Se hallan en juego no solamente los intereses de la clase trabajadora y su acceso al pleno ejercicio de sus propias responsabilidades, sino todo el porvenir de la sociedad humana. El movimiento obrero no puede contentarse con victorias materiales, con un sistema más perfecto de garantías y seguros, con una parte más vasta de influencia sobre el régimen económico: no puede concebir su futuro en función de una oposición a las demás clases sociales o al exagerado dominio del Estado sobre los individuos. El fin a que tiende debe ser considerado en el plano mismo en que lo ha puesto vuestra organización, es decir, el mundial – como lo ha entrevisto la Encíclica Quadragesimo Anno –, en un orden social en el que el bienestar material sea el resultado de una sincera colaboración de todos al bien general y sirva de sostén de valores más sublimes, los de la civilización y, sobre todo, de la indefectible unión de los espíritus y de los corazones.

Nos hacemos votos para que llevéis a buen puerto las tareas de la 127 Sesión de vuestro Consejo de Administración. Continuad estudiando sin descanso los problemas que se presentan en el mundo del trabajo para añadir, al material con que ya contáis nuevas piezas que completen y consoliden el conjunto.
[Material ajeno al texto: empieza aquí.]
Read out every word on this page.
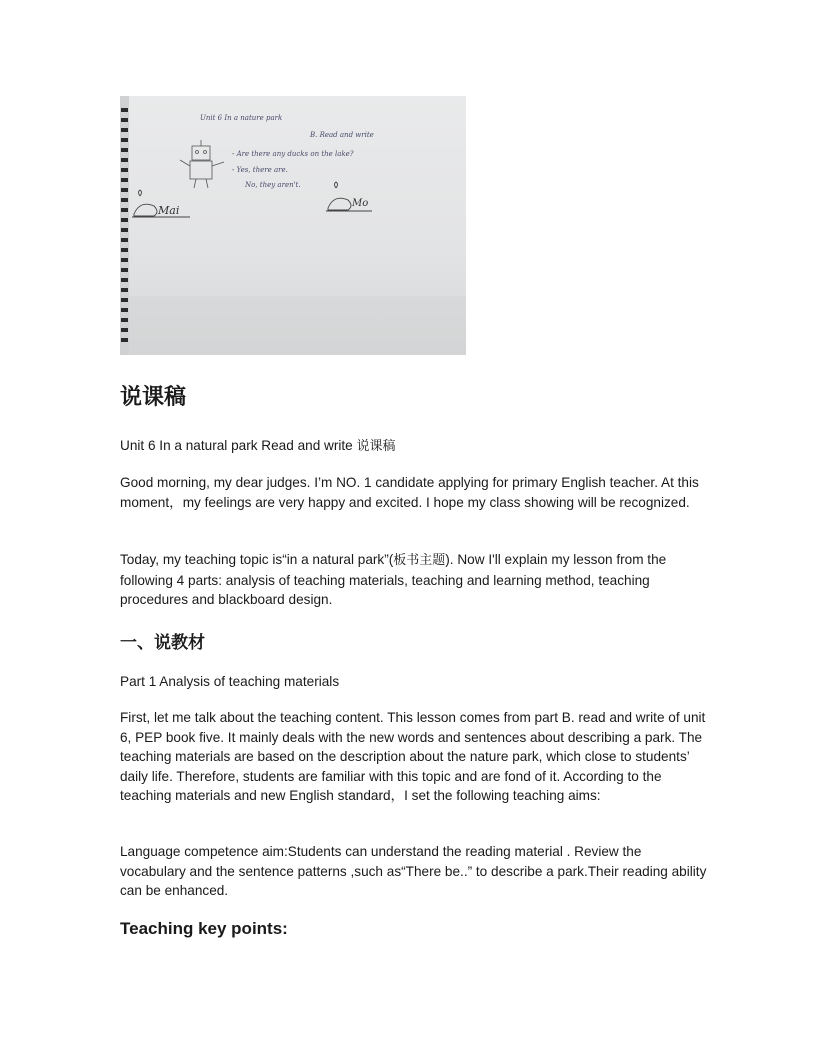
Unit 6 In a nature park
B. Read and write
- Are there any ducks on the lake?
- Yes, there are.
No, they aren't.
Mai
Mo
说课稿

Unit 6 In a natural park Read and write 说课稿

Good morning, my dear judges. I’m NO. 1 candidate applying for primary English teacher. At this moment，my feelings are very happy and excited. I hope my class showing will be recognized.

Today, my teaching topic is“in a natural park”(板书主题). Now I'll explain my lesson from the following 4 parts: analysis of teaching materials, teaching and learning method, teaching procedures and blackboard design.

一、说教材

Part 1 Analysis of teaching materials

First, let me talk about the teaching content. This lesson comes from part B. read and write of unit 6, PEP book five. It mainly deals with the new words and sentences about describing a park. The teaching materials are based on the description about the nature park, which close to students’ daily life. Therefore, students are familiar with this topic and are fond of it. According to the teaching materials and new English standard，I set the following teaching aims:

Language competence aim:Students can understand the reading material . Review the vocabulary and the sentence patterns ,such as“There be..” to describe a park.Their reading ability can be enhanced.

Teaching key points:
Que el Señor de todas las cosas, que se hizo divino obrero para anunciar a la tierra su mensaje de paz y de fraternidad, pueda continuar velando sobre vuestras actividades, concediéndoos la animosa constancia que supera los obstáculos. En prenda de su benevolencia y de nuestra alta consideración impartimos a vosotros y a todos los colaboradores de la Organización Internacional del Trabajo nuestra Bendición Apostólica.